Usamos as mesmas maneiras neurais e hormonais de controlar o comportamento e a agressão sexuais. O hormônio masculino testosterona, que o terapeuta de gestalt Serge Ginger chamou de “hormônio das conquistas”, desempenha um papel de liderança em homens e mulheres na regulação de seu comportamento agressivo. E dois neurotransmissores, dopamina e serotonina, por sua vez, respectivamente, fortalecem ou suprimem nossos impulsos sexuais e agressivos.

“A agressividade e a sexualidade em nosso cérebro arcaico são reguladas pelos mesmos laços neurais, os mesmos neurotransmissores, a mesma testosterona”, escreve Serge Ginger. “E, portanto, desbloqueando nossas emoções agressivas, liberamos simultaneamente nossa energia sexual” 2 .

Essas observações coincidem com minhas conclusões feitas com base em muitos anos de prática: quase todas as dificuldades sexuais, se não tiverem uma natureza fisiológica e não estão associadas a um efeito colateral de tomar alguns medicamentos, podem ser reduzidos a dificuldades com a gestão de agressão – pode ser direcionada a si mesma, sua orientação pode ser distorcida, não pode ser expressa, suprimida ou excessiva.
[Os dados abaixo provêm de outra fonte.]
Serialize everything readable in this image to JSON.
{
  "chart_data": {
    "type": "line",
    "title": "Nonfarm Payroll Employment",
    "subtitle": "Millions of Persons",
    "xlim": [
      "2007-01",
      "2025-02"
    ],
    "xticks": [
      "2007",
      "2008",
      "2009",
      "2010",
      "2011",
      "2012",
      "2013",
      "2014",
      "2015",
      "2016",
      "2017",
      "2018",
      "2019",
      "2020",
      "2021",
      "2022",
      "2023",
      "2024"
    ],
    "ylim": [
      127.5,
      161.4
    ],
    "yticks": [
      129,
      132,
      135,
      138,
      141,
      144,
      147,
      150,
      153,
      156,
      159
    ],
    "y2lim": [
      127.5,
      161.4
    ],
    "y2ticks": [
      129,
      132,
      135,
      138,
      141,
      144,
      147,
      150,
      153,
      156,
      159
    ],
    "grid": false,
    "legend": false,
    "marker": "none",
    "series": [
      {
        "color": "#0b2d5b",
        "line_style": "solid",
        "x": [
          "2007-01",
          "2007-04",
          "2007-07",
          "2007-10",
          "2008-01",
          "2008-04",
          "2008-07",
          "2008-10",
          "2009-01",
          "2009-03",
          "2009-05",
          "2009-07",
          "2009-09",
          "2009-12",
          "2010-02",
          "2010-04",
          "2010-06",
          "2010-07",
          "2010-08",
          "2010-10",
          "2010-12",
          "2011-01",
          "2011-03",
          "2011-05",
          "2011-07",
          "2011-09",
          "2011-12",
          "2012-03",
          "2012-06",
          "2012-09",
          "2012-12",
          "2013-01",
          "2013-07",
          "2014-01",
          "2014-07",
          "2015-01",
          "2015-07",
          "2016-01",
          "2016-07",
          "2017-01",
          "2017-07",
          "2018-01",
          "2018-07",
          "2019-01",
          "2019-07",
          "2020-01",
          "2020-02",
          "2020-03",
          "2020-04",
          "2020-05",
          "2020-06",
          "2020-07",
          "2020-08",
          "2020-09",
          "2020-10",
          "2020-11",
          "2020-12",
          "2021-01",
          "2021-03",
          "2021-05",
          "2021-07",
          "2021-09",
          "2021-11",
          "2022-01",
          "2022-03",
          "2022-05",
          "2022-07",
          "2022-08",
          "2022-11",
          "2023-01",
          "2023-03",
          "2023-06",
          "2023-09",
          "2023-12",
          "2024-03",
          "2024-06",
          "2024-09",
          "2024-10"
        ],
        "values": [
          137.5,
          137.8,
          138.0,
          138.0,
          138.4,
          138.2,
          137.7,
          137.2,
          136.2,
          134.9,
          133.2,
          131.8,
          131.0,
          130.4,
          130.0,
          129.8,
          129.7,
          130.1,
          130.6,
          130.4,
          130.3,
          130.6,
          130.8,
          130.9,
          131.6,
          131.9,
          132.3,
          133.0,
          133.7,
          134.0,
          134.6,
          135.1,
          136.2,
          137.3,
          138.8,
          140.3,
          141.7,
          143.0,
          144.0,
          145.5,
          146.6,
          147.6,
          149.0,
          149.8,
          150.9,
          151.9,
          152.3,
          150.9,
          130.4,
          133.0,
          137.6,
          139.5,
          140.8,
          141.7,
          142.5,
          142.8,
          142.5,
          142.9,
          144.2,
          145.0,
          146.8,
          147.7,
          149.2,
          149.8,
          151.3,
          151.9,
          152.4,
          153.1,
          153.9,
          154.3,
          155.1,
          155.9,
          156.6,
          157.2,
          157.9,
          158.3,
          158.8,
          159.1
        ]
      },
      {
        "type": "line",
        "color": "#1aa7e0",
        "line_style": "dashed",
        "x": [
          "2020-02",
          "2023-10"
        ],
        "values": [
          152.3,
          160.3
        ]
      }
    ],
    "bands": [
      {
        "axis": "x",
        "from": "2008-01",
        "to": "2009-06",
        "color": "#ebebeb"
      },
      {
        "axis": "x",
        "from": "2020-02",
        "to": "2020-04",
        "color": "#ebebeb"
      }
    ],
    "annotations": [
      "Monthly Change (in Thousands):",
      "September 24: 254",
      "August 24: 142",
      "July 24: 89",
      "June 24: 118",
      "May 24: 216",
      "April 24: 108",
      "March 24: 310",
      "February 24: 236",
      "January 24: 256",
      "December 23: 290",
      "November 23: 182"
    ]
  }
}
Obviamente, o tópico da sexualidade está sempre associado ao sofrimento, mas contém vitalidade, um forte impulso à vida. Esse impulso, que está diretamente relacionado à agressão saudável, é especialmente perceptível durante o trabalho em grupo. Ele nos ajuda a aceitar o sofrimento profundo e permitir que ele coexistem com momentos de prazer poderoso. Eu acho que essa mistura é frutífera e pode se estabelecer em alguns corações esperança: “Então isso ainda é possível”.

Sobre o especialista

Brigitte Martel -Gestalt terapeuta e terapeuta sexual, fundador da Escola de Terapia Sexual em Gestalt, presidente da ESOG (Instituto de Sexualidade e Gestalt de Paris), autor de livros, incluindo “sexualidade, amor e gestalt”.